I am struggling with a weird problem that consumes the double cuda memory of what I expected.
Here is a quick snippet to replicate the problem:
from torchvision.models import resnet50
import torch
# This loss consumes a lot of memory
class ZeroLoss(torch.nn.Module):
def forward(self, embeddings):
return torch.tensor([0.], requires_grad=True)
# This doesn't
class MeanLoss(torch.nn.Module):
def forward(self, embeddings):
return embeddings.mean() * 0.0
use_zeroloss = True
device = "cuda:0" if torch.cuda.is_available() else "cpu"
model = resnet50().to(device)
x = torch.randn(128, 3, 224, 224).to(device)
optimizer = torch.optim.SGD(model.parameters(), lr=1e-5, momentum=0)

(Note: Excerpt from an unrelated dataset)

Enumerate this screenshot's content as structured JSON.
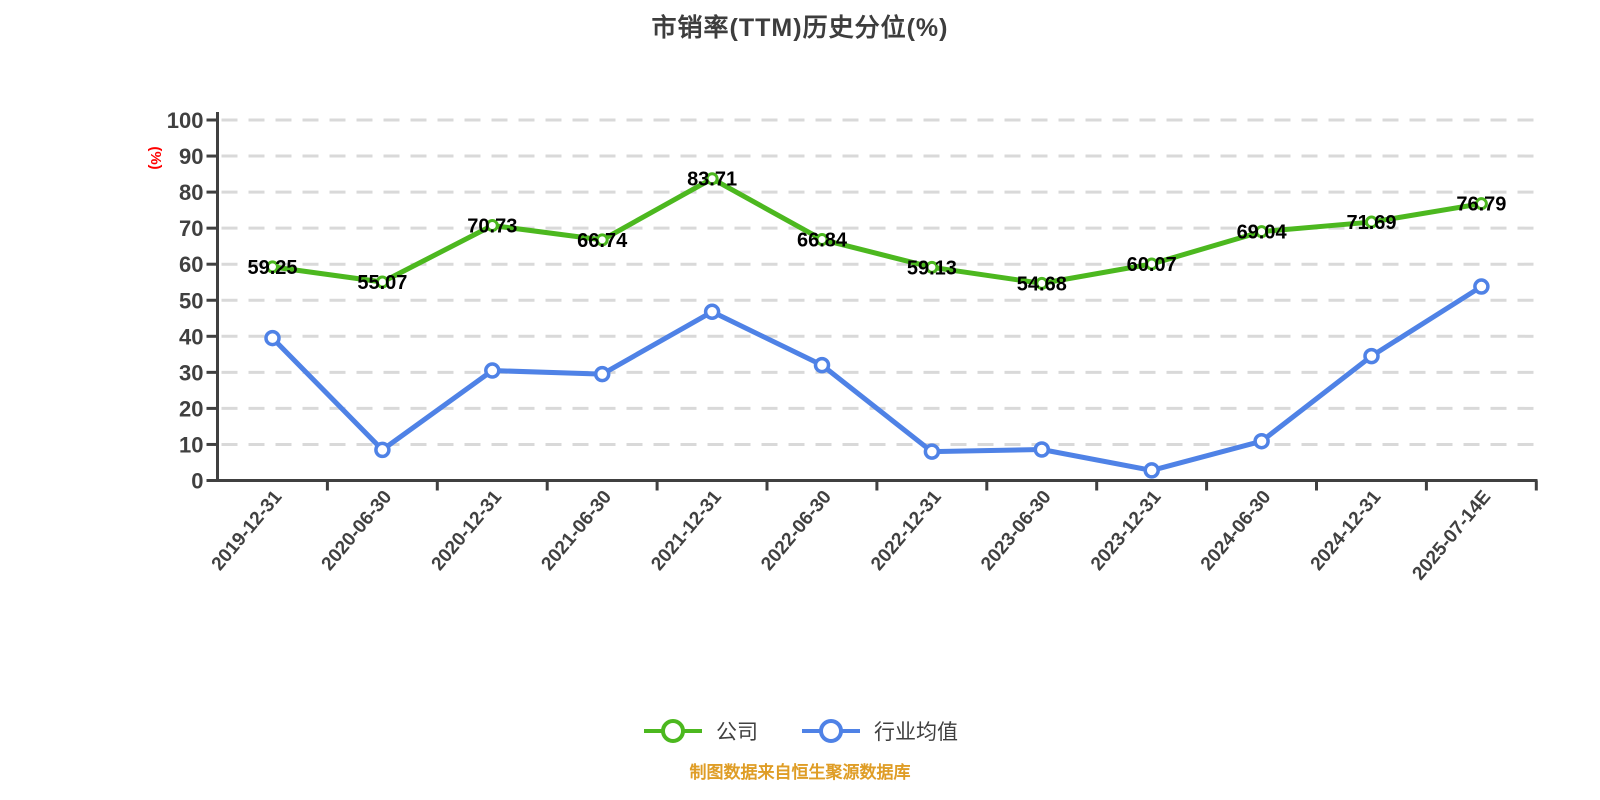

# MeanLoss use 15GB of Vram ZeroLoss use 24GB of Vram
criterion = ZeroLoss() if use_zeroloss else MeanLoss()
while True:
embeddings = model(x)
loss = criterion(embeddings)
loss.backward()
optimizer.step()
optimizer.zero_grad()
This is the minimum amount of code to replicate my problem.
Cuda memory used in above script with use_zeroloss = False
(up) and use_zeroloss = True
(down)
I expected ZeroLoss to save more memory than MeanLoss, but it’s actually the opposite and the gap is huge. Why?!?!?